Please note your affiliation and years of experience in the energy and/or environmental field.
As an Economist with the U.S. Energy Information Administration (EIA) for almost 6 years, my area of expertise lies primarily in the international upstream oil and gas sectors. I conduct trend analysis, anticipate the impact these changes have on EIA data, and prepare short and mid-term supply forecasts with a focus on Western Hemisphere.
Prior to the EIA, I worked as a Policy Analyst at the U.S. Department of Energy evaluating policies and programs focusing on energy efficiency and end-use analysis in buildings, manufacturing and industrial facilities, appliance standards, and transportation. I have over 15 years of experience focusing on electricity, grid infrastructure and modernization and energy efficiency. My experience also includes international trade expertise, having worked for the U.S. Commercial Service and the U.S. Department of Commerce.
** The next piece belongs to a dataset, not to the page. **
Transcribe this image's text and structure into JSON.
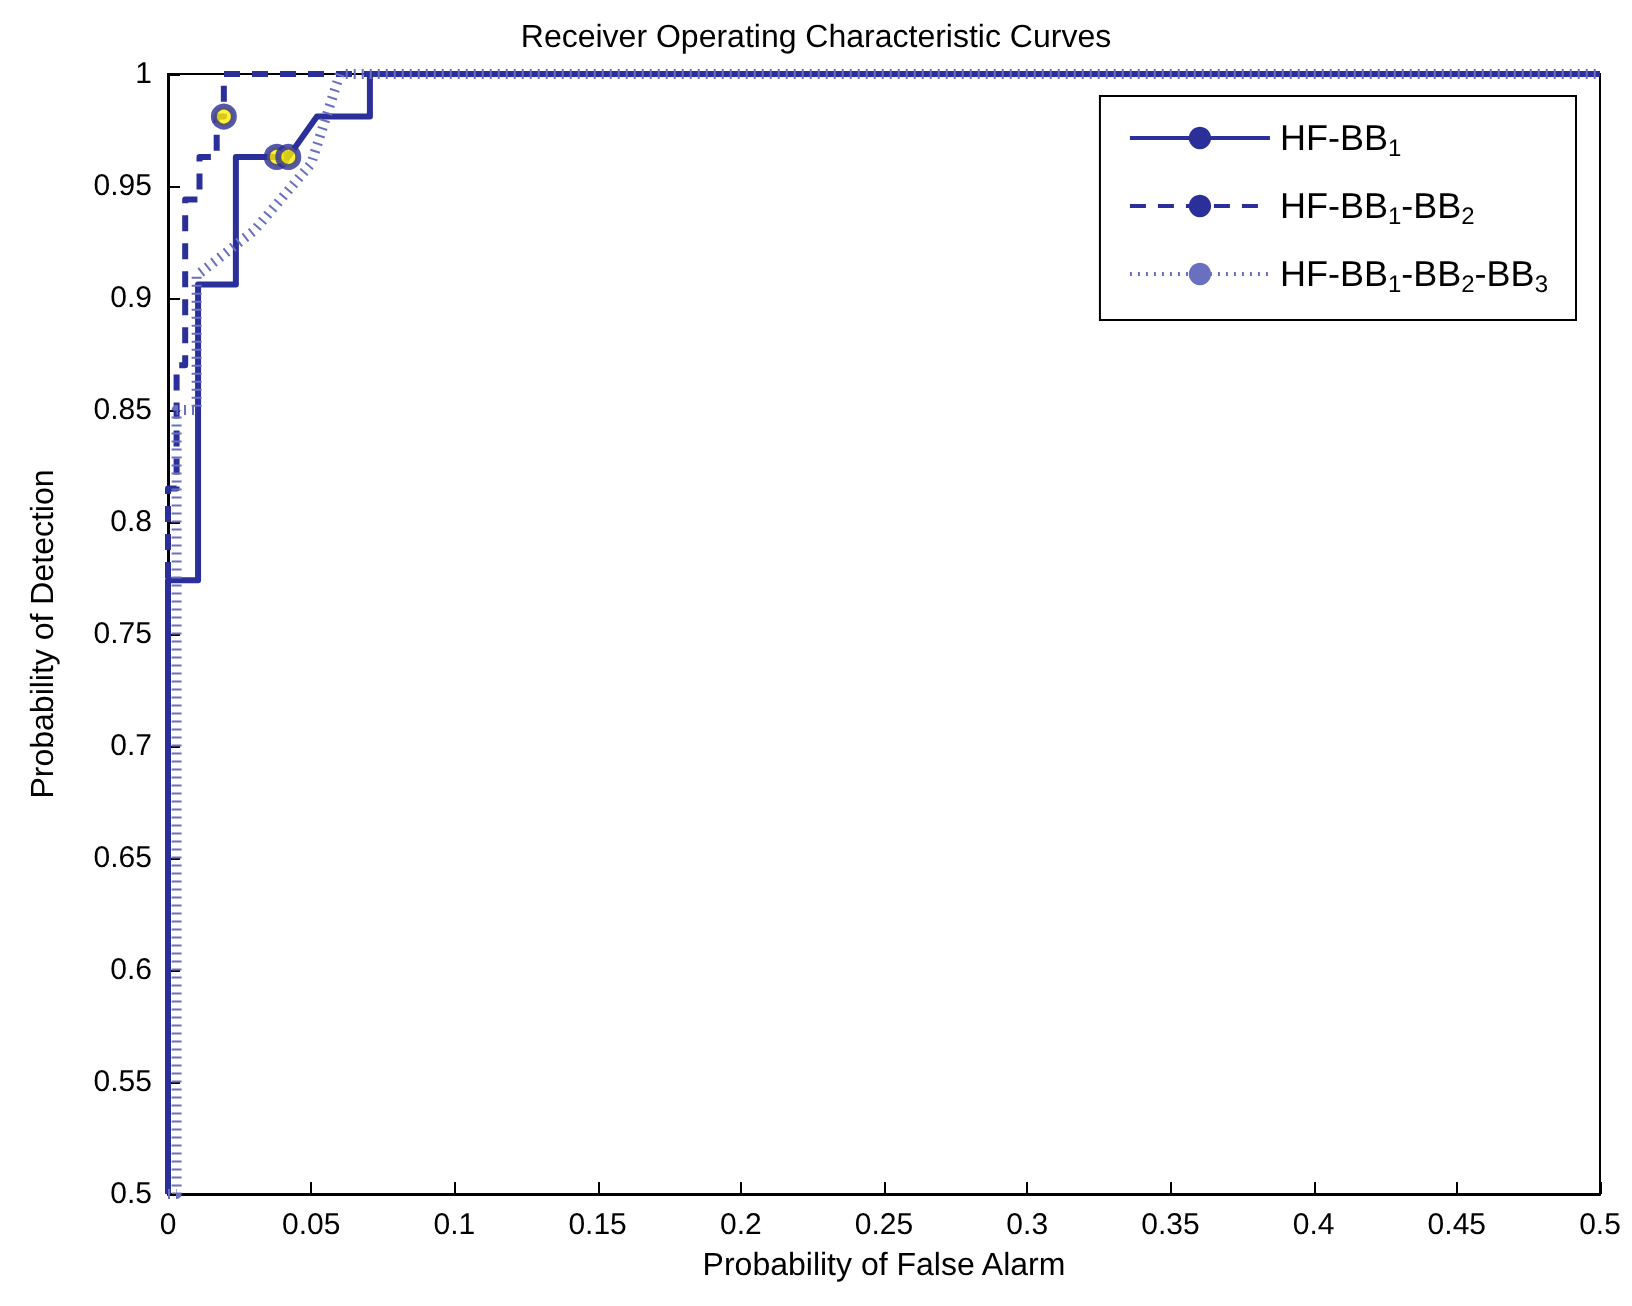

I specialized in export counseling and conducted investigations to enforce U.S. antidumping duty (AD) and countervailing duty (CVD) trade laws.
I have authored multiple publications in trade journals, ranging from international energy oil and gas analysis, energy productivity, the economics of international water disputes, to statistical analysis of annual trade flows. I hold a Masters of Arts in International Economics, Energy and Environmental Policy from the Johns Hopkins School for Advanced International Studies (SAIS). I completed my Bachelor of Arts in Economics at the University of California, Davis.
Any particular achievement/interest in energy/environment you would like to mention?
During my time in the Policy Office under Secretary Moniz, I helped develop the Quadrennial Energy Review (QERs). The QERs were a non-partisan report that provided policymakers, industry, investors, and other stakeholders with unbiased data and analysis on energy challenges, needs, requirements, and barriers that will inform a range of policy options, including legislation. It was very rewarding to engage with stakeholders across the country and to be involved in a unique sector by sector analysis to envision the future of energy in America.
In 2009 I worked on the Smart Grid Investment Grant (SGIG) program undertaken through the American Recovery and Reinvestment Act of 2009 (ARRA) aimed to accelerate the modernization of the nation’s electric transmission and distribution systems. I worked with 7 utility grant recipients to execute their projects, worth over $372 million. Through these projects, the SGIG program promoted investments in smart grid technologies, tools, and techniques that increase flexibility, functionality, interoperability, cybersecurity, situational awareness, and operational efficiency.
In your opinion, what are important issues facing the energy industry nowadays?
I believe an important issue that we are seeing a trend in states being “first movers” in implementing energy policies or technology, independent of government or national involvement. If we are not careful, it could lead to a patchwork of uncoordinated policies. Understanding how state policies vary, their market impacts, and what the federal role is in working with states to create national energy policy is an important but uncertain piece of the puzzle for the future of the energy sector.
How long have you been a member of NCAC? Any particular NCAC memory you would like to share with us?
I have been a member since 2009, and have enjoyed serving in various roles in NCAC leadership. My favorite memory was the roast NCAC held for Adam Sieminski when he left EIA. It was a blast hearing the all the NCAC member poems, jokes and songs Bob McNally and his band played all night dedicated to his service. Energy nerds can be fun also!